EDIorg / ecocomDP

A dataset design pattern and R package for ecological community data.
https://ediorg.github.io/ecocomDP/
Other
32 stars 13 forks source link

Add full EML metadata to read_data() return object #141

Open clnsmth opened 2 years ago

clnsmth commented 2 years ago

Metadata is an integral part of ecocomDP data discovery and use.

While information-rich metadata is available to end users in the EDI and NEON data portals, it's not available in the R environment. Additionally, read_data() returns sparse and incomplete metadata with an inconsistent format in the EDI and NEON implementations.

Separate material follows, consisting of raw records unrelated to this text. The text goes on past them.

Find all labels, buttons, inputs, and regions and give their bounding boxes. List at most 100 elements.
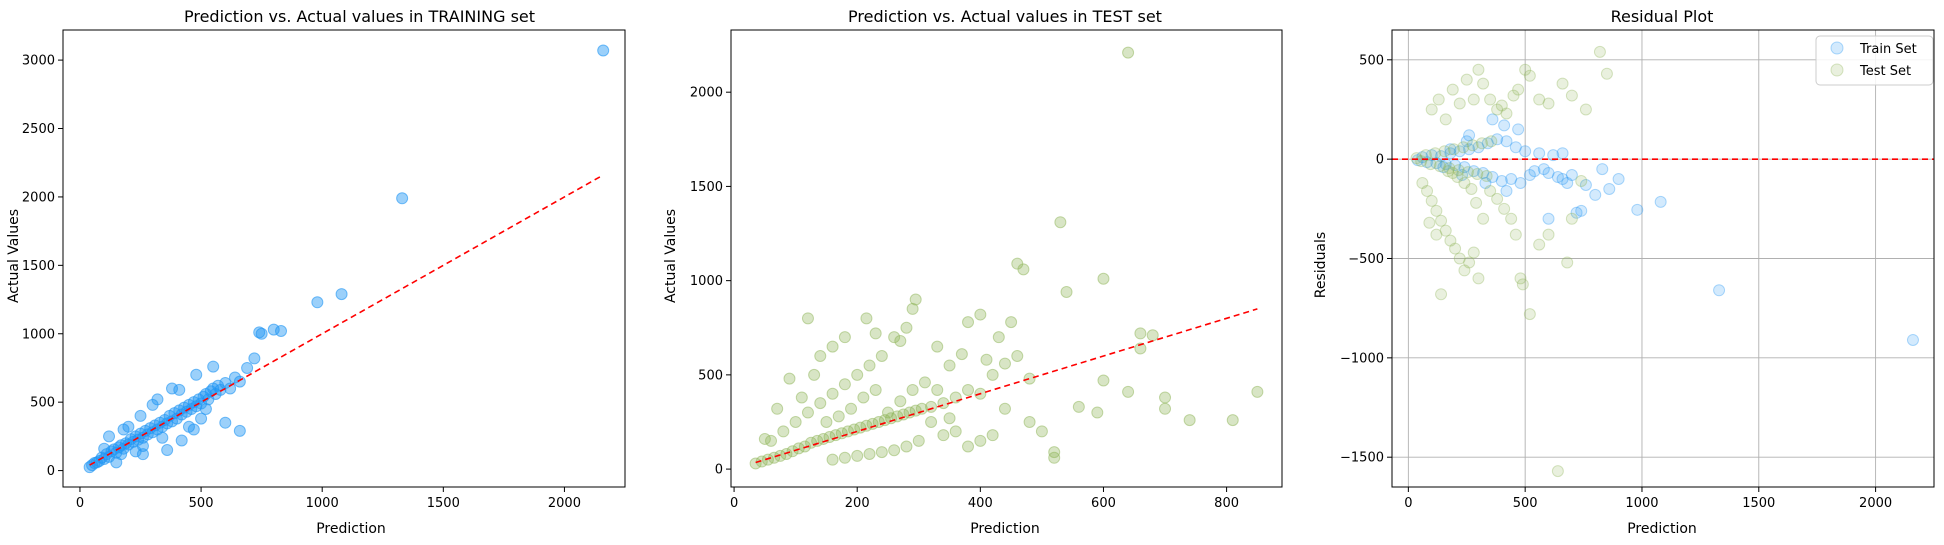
data-point [1410,152,1423,165]
data-point [136,439,149,452]
data-point [1542,167,1555,180]
data-point [962,316,975,329]
data-point [974,308,987,321]
data-point [801,312,814,325]
data-point [1005,316,1018,329]
y-tick-label: 1000 [22,327,55,342]
data-point [1596,163,1609,176]
data-point [396,192,409,205]
y-tick-label: 500 [30,396,55,411]
chart-test-panel: Prediction vs. Actual values in TEST set… [663,7,1283,537]
y-axis-label: Actual Values [6,209,22,303]
data-point [832,410,845,423]
data-point [1430,228,1443,241]
data-point [900,440,913,453]
data-point [851,368,864,381]
data-point [1556,77,1569,90]
data-point [1435,288,1448,301]
data-point [122,420,135,433]
chart-training-panel: Prediction vs. Actual values in TRAINING… [6,7,626,537]
data-point [1593,45,1606,58]
data-point [931,340,944,353]
data-point [1495,99,1508,112]
x-axis-label: Prediction [970,521,1040,537]
x-tick-label: 400 [968,496,993,511]
data-point [1035,425,1048,438]
data-point [1512,123,1525,136]
data-point [906,383,919,396]
data-point [1423,216,1436,229]
data-point [134,409,147,422]
data-point [1542,212,1555,225]
data-point [869,383,882,396]
legend-label-test: Test Set [1859,64,1911,79]
x-tick-label: 600 [1091,496,1116,511]
data-point [1603,182,1616,195]
data-point [962,440,975,453]
data-point [1547,149,1560,162]
data-point [1097,272,1110,285]
data-point [182,420,195,433]
data-point [801,406,814,419]
data-point [207,360,220,373]
data-point [900,321,913,334]
data-point [1498,202,1511,215]
x-tick-label: 2000 [1859,496,1892,511]
y-axis-label: Residuals [1313,232,1329,298]
x-tick-label: 0 [730,496,738,511]
data-point [1467,165,1480,178]
data-point [1477,167,1490,180]
data-point [1467,93,1480,106]
y-tick-label: 3000 [22,54,55,69]
data-point [166,382,179,395]
data-point [1523,69,1536,82]
data-point [814,350,827,363]
x-axis-label: Prediction [1627,521,1697,537]
data-point [863,359,876,372]
data-point [1419,149,1432,162]
y-tick-label: −1000 [1340,351,1384,366]
data-point [888,331,901,344]
data-point [1491,133,1504,146]
data-point [1060,285,1073,298]
data-point [115,448,128,461]
data-point [1011,350,1024,363]
residual-plot-area: 0 500 1000 1500 2000 −1500 −1000 −500 0 500 [1340,29,1935,511]
data-point [1453,97,1466,110]
data-point [275,325,288,338]
data-point [1565,212,1578,225]
data-point [1486,113,1499,126]
data-point [851,449,864,462]
data-point [1631,203,1644,216]
data-point [925,415,938,428]
data-point [943,359,956,372]
data-point [1533,93,1546,106]
data-point [1430,157,1443,170]
y-tick-label: 1000 [690,274,723,289]
y-tick-label: 500 [698,368,723,383]
data-point [1466,139,1479,152]
y-tick-label: −500 [1348,252,1384,267]
data-point [1565,89,1578,102]
legend-marker-train [1830,41,1844,55]
data-point [1480,170,1493,183]
y-tick-label: 2000 [690,86,723,101]
data-point [1461,166,1474,179]
y-tick-label: −1500 [1340,451,1384,466]
data-point [1433,160,1446,173]
data-point [863,448,876,461]
data-point [1556,147,1569,160]
y-tick-label: 2000 [22,190,55,205]
data-point [826,340,839,353]
data-point [1519,63,1532,76]
data-point [1505,173,1518,186]
data-point [925,400,938,413]
data-point [1443,162,1456,175]
data-point [931,383,944,396]
data-point [173,383,186,396]
data-point [771,402,784,415]
data-point [1500,184,1513,197]
data-point [597,44,610,57]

Because EDI and NEON both publish detailed metadata in the EML standard, it should be possible to include it in the metadata field of the read_data() return object. While the EDI use case can be solved by simply reading in the EML from the archived L1 data package and attaching it to the read_data() return object, in NEON's case, we'll need to create EML "on-the-fly" during the L0-to-L1 mapping process since some returned metadata values are informed by user supplied arguments to read_data() (e.g. temporalCoverage, geographicCoverage, and taxonomicCoverage).

Returning EML metadata as an XML document, via xml2::xml_read(), facilitates working with XML and conversion to other user preferred representations (e.g. a native list object via emld::as_emld() or JSON-LD via emld::as_json()).

@sokole, how does this sound? What am I missing?